Bolsonaro tem 71 dias para escolher se muda ou fica refugiado nas cinzas da era Trump
A realidade bate à porta do insone Jair Bolsonaro. O delírio da “reinvenção do Brasil” numa “nova ordem mundial” sob comando de Donald Trump, como repetia seu chanceler, acaba na quarta-feira 20 de janeiro, quando Joe Biden assume com o plano de mudar o rumo dos Estados Unidos. Aos 78 anos, ele terá pressa em abrir um “caminho irreversível” para a inovação tecnológica em saúde, comunicações e energia limpa.
Se conseguirá, é outra história. Mas sinaliza o fim de uma tragicômica sintonia de negação da ciência: enquanto Trump considerava a mudança climática uma conspiração chinesa, Bolsonaro reduzia a pandemia a gripezinha.
Outra consequência é o impulso ao cerco legislativo ao Brasil. Democratas e republicanos atravessaram os últimos 12 meses apresentando um novo projeto a cada 50 dias para forçar Brasília a conter o desastre na Amazônia e proteger os indígenas.
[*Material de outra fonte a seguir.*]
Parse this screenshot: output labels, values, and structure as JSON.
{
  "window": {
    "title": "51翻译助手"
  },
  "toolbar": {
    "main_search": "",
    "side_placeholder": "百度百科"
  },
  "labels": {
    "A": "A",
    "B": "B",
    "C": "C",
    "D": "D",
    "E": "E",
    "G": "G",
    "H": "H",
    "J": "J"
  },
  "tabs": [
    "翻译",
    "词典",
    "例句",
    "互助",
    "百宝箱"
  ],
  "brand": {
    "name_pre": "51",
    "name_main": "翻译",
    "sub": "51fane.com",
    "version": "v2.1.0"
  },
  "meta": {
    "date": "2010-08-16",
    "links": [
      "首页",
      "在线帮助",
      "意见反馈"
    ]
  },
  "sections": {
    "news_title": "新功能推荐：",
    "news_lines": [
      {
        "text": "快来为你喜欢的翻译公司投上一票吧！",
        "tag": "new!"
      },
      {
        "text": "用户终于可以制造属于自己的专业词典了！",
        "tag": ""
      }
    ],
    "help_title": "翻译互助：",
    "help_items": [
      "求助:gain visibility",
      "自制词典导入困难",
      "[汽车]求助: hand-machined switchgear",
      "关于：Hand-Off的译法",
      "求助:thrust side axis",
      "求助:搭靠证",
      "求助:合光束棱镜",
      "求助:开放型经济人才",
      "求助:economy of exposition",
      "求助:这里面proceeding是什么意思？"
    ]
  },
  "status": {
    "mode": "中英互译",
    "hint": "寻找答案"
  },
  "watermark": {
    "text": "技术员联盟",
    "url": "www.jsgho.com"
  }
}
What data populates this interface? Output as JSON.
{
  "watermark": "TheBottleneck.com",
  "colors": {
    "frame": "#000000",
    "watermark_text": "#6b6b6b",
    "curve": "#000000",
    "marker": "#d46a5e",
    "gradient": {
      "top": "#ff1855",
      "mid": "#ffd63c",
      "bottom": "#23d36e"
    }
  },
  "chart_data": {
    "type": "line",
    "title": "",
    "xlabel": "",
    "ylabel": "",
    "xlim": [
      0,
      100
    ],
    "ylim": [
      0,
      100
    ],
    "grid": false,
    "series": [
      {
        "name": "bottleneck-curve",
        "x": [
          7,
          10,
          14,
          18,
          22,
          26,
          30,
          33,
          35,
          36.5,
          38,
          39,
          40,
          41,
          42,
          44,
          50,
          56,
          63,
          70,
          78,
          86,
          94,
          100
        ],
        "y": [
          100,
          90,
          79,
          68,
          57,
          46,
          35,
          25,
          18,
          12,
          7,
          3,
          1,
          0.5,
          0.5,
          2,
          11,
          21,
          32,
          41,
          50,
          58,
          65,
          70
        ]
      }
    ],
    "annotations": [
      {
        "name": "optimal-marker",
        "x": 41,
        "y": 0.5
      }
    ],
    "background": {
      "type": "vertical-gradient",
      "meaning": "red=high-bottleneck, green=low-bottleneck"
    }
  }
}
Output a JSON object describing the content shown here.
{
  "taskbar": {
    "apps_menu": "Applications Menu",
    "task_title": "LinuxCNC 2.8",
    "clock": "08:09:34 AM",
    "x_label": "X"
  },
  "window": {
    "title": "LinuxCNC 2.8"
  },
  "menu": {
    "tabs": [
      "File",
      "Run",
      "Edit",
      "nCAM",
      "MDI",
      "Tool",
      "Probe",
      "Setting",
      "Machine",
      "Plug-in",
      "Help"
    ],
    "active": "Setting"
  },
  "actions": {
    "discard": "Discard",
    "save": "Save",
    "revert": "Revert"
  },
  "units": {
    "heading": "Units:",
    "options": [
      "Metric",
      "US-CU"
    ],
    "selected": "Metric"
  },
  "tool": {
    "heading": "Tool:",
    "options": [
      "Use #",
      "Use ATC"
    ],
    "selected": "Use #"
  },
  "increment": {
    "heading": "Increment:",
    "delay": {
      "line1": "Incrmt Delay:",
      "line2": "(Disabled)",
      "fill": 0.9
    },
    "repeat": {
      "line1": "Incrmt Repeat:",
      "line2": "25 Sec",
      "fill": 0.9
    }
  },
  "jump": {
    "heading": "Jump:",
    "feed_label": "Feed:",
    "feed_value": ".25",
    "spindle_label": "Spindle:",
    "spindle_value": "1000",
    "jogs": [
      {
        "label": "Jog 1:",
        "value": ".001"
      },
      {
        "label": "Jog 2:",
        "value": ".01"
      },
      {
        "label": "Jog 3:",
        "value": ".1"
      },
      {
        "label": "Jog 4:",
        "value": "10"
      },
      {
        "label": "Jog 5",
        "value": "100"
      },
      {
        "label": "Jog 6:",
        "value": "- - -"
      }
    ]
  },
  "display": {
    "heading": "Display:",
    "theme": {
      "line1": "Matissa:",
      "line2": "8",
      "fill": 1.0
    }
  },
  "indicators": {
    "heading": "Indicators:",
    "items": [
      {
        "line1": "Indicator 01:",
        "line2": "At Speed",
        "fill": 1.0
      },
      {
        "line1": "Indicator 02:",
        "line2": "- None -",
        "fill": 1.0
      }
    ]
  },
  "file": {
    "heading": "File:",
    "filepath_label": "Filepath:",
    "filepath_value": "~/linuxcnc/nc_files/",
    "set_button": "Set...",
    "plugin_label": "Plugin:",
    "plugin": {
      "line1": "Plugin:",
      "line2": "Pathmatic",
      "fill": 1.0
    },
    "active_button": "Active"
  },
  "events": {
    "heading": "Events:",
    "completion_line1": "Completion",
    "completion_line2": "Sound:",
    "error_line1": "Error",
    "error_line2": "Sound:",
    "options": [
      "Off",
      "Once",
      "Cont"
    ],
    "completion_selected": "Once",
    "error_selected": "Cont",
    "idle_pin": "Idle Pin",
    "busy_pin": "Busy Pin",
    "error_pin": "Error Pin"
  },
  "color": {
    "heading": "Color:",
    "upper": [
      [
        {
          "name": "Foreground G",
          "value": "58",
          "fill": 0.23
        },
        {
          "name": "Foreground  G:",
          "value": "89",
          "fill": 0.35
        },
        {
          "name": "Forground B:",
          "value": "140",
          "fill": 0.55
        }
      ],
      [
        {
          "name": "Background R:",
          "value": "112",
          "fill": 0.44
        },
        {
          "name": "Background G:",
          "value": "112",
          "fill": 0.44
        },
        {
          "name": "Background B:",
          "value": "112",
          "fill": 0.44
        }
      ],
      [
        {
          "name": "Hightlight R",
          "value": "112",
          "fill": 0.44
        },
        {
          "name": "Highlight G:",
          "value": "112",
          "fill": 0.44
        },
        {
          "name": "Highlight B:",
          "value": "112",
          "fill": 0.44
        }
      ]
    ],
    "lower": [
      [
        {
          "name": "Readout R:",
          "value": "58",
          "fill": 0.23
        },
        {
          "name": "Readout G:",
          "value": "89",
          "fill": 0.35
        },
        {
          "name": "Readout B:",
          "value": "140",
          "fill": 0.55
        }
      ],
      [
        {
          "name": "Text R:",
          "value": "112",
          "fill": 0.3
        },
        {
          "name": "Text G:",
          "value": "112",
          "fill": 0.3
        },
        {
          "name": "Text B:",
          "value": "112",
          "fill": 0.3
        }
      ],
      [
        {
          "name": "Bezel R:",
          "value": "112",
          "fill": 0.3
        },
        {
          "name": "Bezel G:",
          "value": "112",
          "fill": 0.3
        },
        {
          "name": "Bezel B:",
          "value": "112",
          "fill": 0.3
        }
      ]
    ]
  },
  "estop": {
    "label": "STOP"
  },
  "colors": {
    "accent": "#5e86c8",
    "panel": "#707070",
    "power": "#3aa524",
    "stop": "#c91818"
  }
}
Bolsonaro se enrolou na bandeira da soberania nacional quando viu Biden acenar com US$ 20 bilhões (R$ 104 bilhões) para “deixar de destruir” a Amazônia. Mas aceitou, em silêncio, uma interferência externa bem mais barata. No Orçamento de 2020, o Congresso americano separou US$ 15 milhões (R$ 78 milhões) para financiar “assistência estrangeira na Amazônia”, condicionados a provas de respeito aos direitos humanos. Também não reclamou da repetição da ajuda em 2021, com veto ao uso do dinheiro na remoção de indígenas (emenda nº 6395, já aprovada na Câmara).
O cerco legislativo à antipolítica ambiental antecede Biden. Desde o ano passado, avançam projetos como a “Lei da Amazônia” (HR nº 4263), com punições como bloqueio de ativos e de importação de algumas commodities, além de restrições militares — entre elas a revogação da recente designação do Brasil como aliado militar dos EUA fora da Otan.
Bolsonaro tem 71 dias para escolher se muda o rumo ou atravessa a segunda metade do mandato, e a campanha de reeleição, refugiado na saudade e nas cinzas da era Trump.